ちょび髭を生やして、ハチマキ姿が「バカボンのパパ」みたいで…
早くに亡くなってしまったと記憶しています。

笑いや癒し系の「芸」を見るのって、日々の生活には必須ですよね。
旅人
2022年07月10日 00:23
夢子さん、おひさしぶりです。

暑中お見舞い申し上げます。

夢子さんはまだ引っ越しされないんですか?

自分はもう引っ越したんですけど、ロゴがウェブリブログからSeeSaaブログに変わるだけでほかは何も変わりませんよ。

URLは変わりますが古いURLを新しいURLに変換するプログラムが組まれてるらしく、ブックマークはそのまま使えます。

簡単ですので早いとこすませちゃってください。

では、異常な猛暑の中、お身体をこわさないようくれぐれもご自愛ください。
夢子
2022年07月10日 15:30
旅人さん、

暑中お見舞い申し上げます。

本当にお久しぶり。嬉しいです。
ブログが終わる件。BIGLOBEの事務局からのお知らせを読み、実は少なからずショックを受けました。
なにしろ、2005年の開設以来ずっとお世話になっているで、今更他に引っ越すなんて、考えた事もなかったからです。
旅人さんは、早々とお引越し済まされたんですね~。
ご親切なアドバイス、ありがとうございます。
そうですね。
出来るかどうか…ちょっと遅くなるかもしれませんが…
私も旅人さんを倣って、年内には同じ所にお引越ししたいと思っています。
旅人
2022年07月11日 01:35
夢子さん、See Saaブログはウェブリブログのシステムをそのまま引き継いでいるようです。
ですから、ブログの全記事を一括で自動的に移し替えることができるんです。

他のブログに引っ越す場合は、それぞれのブログ記事を手動で一つ一つ移動させなければならないようです。

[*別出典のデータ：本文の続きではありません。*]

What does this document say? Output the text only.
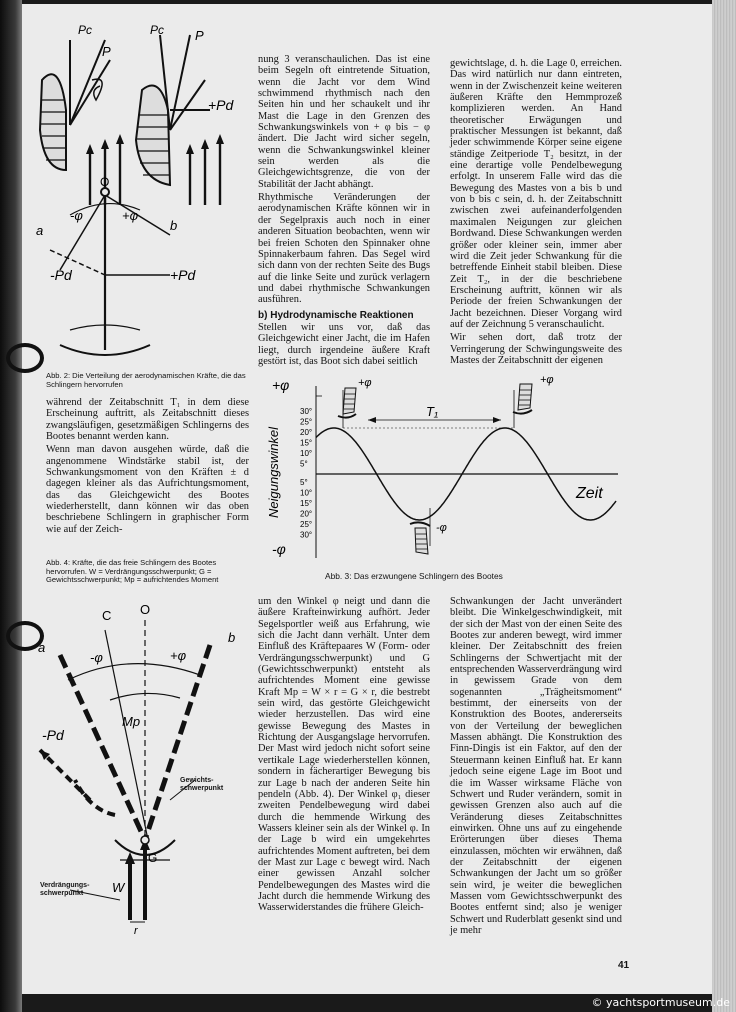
Pc
P
Pc P
+Pd
O
-φ	+φ
a	b
-Pd	+Pd
Abb. 2: Die Verteilung der aerodynamischen Kräfte, die das Schlingern hervorrufen

während der Zeitabschnitt T₁ in dem diese Erscheinung auftritt, als Zeitabschnitt dieses zwangsläufigen, gesetzmäßigen Schlingerns des Bootes benannt werden kann.

Wenn man davon ausgehen würde, daß die angenommene Windstärke stabil ist, der Schwankungsmoment von den Kräften ± d dagegen kleiner als das Aufrichtungsmoment, das das Gleichgewicht des Bootes wiederherstellt, dann können wir das oben beschriebene Schlingern in graphischer Form wie auf der Zeich-

Abb. 4: Kräfte, die das freie Schlingern des Bootes hervorrufen. W = Verdrängungsschwerpunkt; G = Gewichtsschwerpunkt; Mp = aufrichtendes Moment
C O
a
b
-φ	+φ
Mp
-Pd
G
W
r
Gewichts-schwerpunkt
Verdrängungs-schwerpunkt

nung 3 veranschaulichen. Das ist eine beim Segeln oft eintretende Situation, wenn die Jacht vor dem Wind schwimmend rhythmisch nach den Seiten hin und her schaukelt und ihr Mast die Lage in den Grenzen des Schwankungswinkels von + φ bis − φ ändert. Die Jacht wird sicher segeln, wenn die Schwankungswinkel kleiner sein werden als die Gleichgewichtsgrenze, die von der Stabilität der Jacht abhängt.

Rhythmische Veränderungen der aerodynamischen Kräfte können wir in der Segelpraxis auch noch in einer anderen Situation beobachten, wenn wir bei freien Schoten den Spinnaker ohne Spinnakerbaum fahren. Das Segel wird sich dann von der rechten Seite des Bugs auf die linke Seite und zurück verlagern und dabei rhythmische Schwankungen ausführen.

b) Hydrodynamische Reaktionen

Stellen wir uns vor, daß das Gleichgewicht einer Jacht, die im Hafen liegt, durch irgendeine äußere Kraft gestört ist, das Boot sich dabei seitlich

gewichtslage, d. h. die Lage 0, erreichen. Das wird natürlich nur dann eintreten, wenn in der Zwischenzeit keine weiteren äußeren Kräfte den Hemmprozeß komplizieren werden. An Hand theoretischer Erwägungen und praktischer Messungen ist bekannt, daß jeder schwimmende Körper seine eigene ständige Zeitperiode T₂ besitzt, in der eine derartige volle Pendelbewegung erfolgt. In unserem Falle wird das die Bewegung des Mastes von a bis b und von b bis c sein, d. h. der Zeitabschnitt zwischen zwei aufeinanderfolgenden maximalen Neigungen zur gleichen Bordwand. Diese Schwankungen werden größer oder kleiner sein, immer aber wird die Zeit jeder Schwankung für die betreffende Einheit stabil bleiben. Diese Zeit T₂, in der die beschriebene Erscheinung auftritt, können wir als Periode der freien Schwankungen der Jacht bezeichnen. Dieser Vorgang wird auf der Zeichnung 5 veranschaulicht.

Wir sehen dort, daß trotz der Verringerung der Schwingungsweite des Mastes der Zeitabschnitt der eigenen

+φ
-φ
+φ	+φ
-φ
T₁
Zeit
Neigungswinkel
30°
25°
20°
15°
10°
5°
5°
10°
15°
20°
25°
30°
Abb. 3: Das erzwungene Schlingern des Bootes

um den Winkel φ neigt und dann die äußere Krafteinwirkung aufhört. Jeder Segelsportler weiß aus Erfahrung, wie sich die Jacht dann verhält. Unter dem Einfluß des Kräftepaares W (Form- oder Verdrängungsschwerpunkt) und G (Gewichtsschwerpunkt) entsteht als aufrichtendes Moment eine gewisse Kraft Mp = W × r = G × r, die bestrebt sein wird, das gestörte Gleichgewicht wieder herzustellen. Das wird eine gewisse Bewegung des Mastes in Richtung der Ausgangslage hervorrufen. Der Mast wird jedoch nicht sofort seine vertikale Lage wiederherstellen können, sondern in fächerartiger Bewegung bis zur Lage b nach der anderen Seite hin pendeln (Abb. 4). Der Winkel φ₁ dieser zweiten Pendelbewegung wird dabei durch die hemmende Wirkung des Wassers kleiner sein als der Winkel φ. In der Lage b wird ein umgekehrtes aufrichtendes Moment auftreten, bei dem der Mast zur Lage c bewegt wird. Nach einer gewissen Anzahl solcher Pendelbewegungen des Mastes wird die Jacht durch die hemmende Wirkung des Wasserwiderstandes die frühere Gleich-

Schwankungen der Jacht unverändert bleibt. Die Winkelgeschwindigkeit, mit der sich der Mast von der einen Seite des Bootes zur anderen bewegt, wird immer kleiner. Der Zeitabschnitt des freien Schlingerns der Schwertjacht mit der entsprechenden Wasserverdrängung wird in gewissem Grade von dem sogenannten „Trägheitsmoment“ bestimmt, der einerseits von der Konstruktion des Bootes, andererseits von der Verteilung der beweglichen Massen abhängt. Die Konstruktion des Finn-Dingis ist ein Faktor, auf den der Steuermann keinen Einfluß hat. Er kann jedoch seine eigene Lage im Boot und die im Wasser wirksame Fläche von Schwert und Ruder verändern, somit in gewissen Grenzen also auch auf die Veränderung dieses Zeitabschnittes einwirken. Ohne uns auf zu eingehende Erörterungen über dieses Thema einzulassen, möchten wir erwähnen, daß der Zeitabschnitt der eigenen Schwankungen der Jacht um so größer sein wird, je weiter die beweglichen Massen vom Gewichtsschwerpunkt des Bootes entfernt sind; also je weniger Schwert und Ruderblatt gesenkt sind und je mehr

41
© yachtsportmuseum.de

何といっても見た目も使用方法もまったく変わらないのが魅力です。

よろしかったら、引っ越した自分のブログを見に来てください。ブログ名は変えてありますが見た目は以前とまったく変わりません。

初めてのことで不安もおありでしょうが、思いきって始めて早く楽になられた方がよいと思います。

夢子さんにとってブログは、想いのすべてを書き綴った、私小説のような大切な存在だと思いますので。
夢子
2022年07月11日 16:22
旅人さん、こんにちは。
ありがとうございます。
旅人さんのブログ、拝見させて頂きました。

そうですね。
詳細は、まだよく心得ていませんが…
なるべく早くお引越しするようにしますね。